Arrow-Leaved Tear Thumb

(Persicaria sagittata)

This is an annual herb with prickles along the stem.  It can be up to six feet in length and often climbs over adjacent vegetation.   Leaves can be heart-shaped or arrowhead-shaped.  Flowers vary from white to pink and are found in clusters that are spherical or elongated in shape.  They are replaced by varied colored fruit in similar clusters.

Mugwort

(Artemisia ulgaris)

This is a tall perennial plant growing up to two and one-half feet in height.  It spreads through dispersal of root rhizome fragments rather than seed dispersal.  The leaves are dark green, pinnate and sessile, with dense, white hairs on the underside.  The erect stems are grooved and have a red-purplish tinge.  It has rather small florets with yellow or dark red petals.

Bur Cucumber

(Sicyos angulatus)

This annual herb is a climbing vine that can be up to twenty-five feet in length.   The alternate leaves can be up to eight inches in length with three to five palmate lobes.  The stems are furrowed and quite hairy.  The plant is monoecious and produces both staminate (male) and pistillate (female) five-petal flowers on the same plant.  They climb from one location to another using numerous tendrils.

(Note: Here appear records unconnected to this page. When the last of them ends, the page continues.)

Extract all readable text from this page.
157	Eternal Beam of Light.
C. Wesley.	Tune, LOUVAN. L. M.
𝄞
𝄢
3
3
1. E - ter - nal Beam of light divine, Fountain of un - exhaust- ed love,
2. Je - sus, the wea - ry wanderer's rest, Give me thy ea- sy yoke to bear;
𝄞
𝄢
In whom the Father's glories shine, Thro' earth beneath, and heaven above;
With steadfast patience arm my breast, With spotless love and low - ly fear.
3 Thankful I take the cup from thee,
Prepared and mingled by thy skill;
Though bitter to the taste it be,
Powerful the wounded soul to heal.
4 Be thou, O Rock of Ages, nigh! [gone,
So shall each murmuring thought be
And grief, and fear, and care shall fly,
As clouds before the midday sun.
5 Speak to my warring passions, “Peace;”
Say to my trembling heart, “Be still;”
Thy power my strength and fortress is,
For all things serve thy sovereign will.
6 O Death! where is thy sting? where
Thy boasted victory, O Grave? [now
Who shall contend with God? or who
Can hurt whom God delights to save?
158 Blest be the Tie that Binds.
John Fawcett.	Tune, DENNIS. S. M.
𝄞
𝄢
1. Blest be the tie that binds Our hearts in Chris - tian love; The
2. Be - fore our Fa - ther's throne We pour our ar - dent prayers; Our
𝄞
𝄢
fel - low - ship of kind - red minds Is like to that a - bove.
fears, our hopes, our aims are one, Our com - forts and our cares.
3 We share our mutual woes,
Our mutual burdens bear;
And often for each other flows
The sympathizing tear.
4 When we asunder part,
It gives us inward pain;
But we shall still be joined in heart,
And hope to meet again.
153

Late Flowering Thoroughwort

(Eupatorium serotinum)

This plant is also known as Late Boneset due to its fall blooming season.  Like other members of Eupatorium it grows up to nearly seven feet in height, but its leaves are stalked on purple stems.  It has dense inflorescences containing a large number of tiny white flower heads with nine to fifteen disc florets but no ray florets.  It is insect pollinated unlike other species of Eupatorium that are pollinated by the wind.

Pennsylvania Smartweed

(Polygonum pennsylvanicum)

This plant is in the buckwheat family.  It may grow up to six and one-half feet in height.  Its lance-shaped leaves reach three-quarters of an inch in length.  Its inflorescences grow at the top of the stem and from the leaf axils.  The flowers are pinkish in color.  This plant is an important part of the habitat for birds that feed on its seeds.  Several Native American tribes have various medicinal uses for it.

Horseweed

(Erigeron canadensis)

This annual plant grows up to five feet in height on sparsely hairy stems.  Its leaves are unstalked, slender, up to four inches in length, with a coarsely toothed margin.  They grow in an alternate spiral up the stem.  The flowers are produced in dense inflorescences with each individual flower having a ring of white or pale purple ray florets and a center of yellow disc florets.  The seeds are tipped with a white down. 

Small White Aster

(Aster vimineus)

This is one of the many species within the Aster family.  Aster is derived from the Greek and Latin words for “star” just as in asteroid.  This name comes naturally from their many ray flowers around a central cluster.  Small white daisy-like flowers that are crowded closely together along purple stems characterize this species.  It may grow as high as five feet in fields and meadows with partial shade.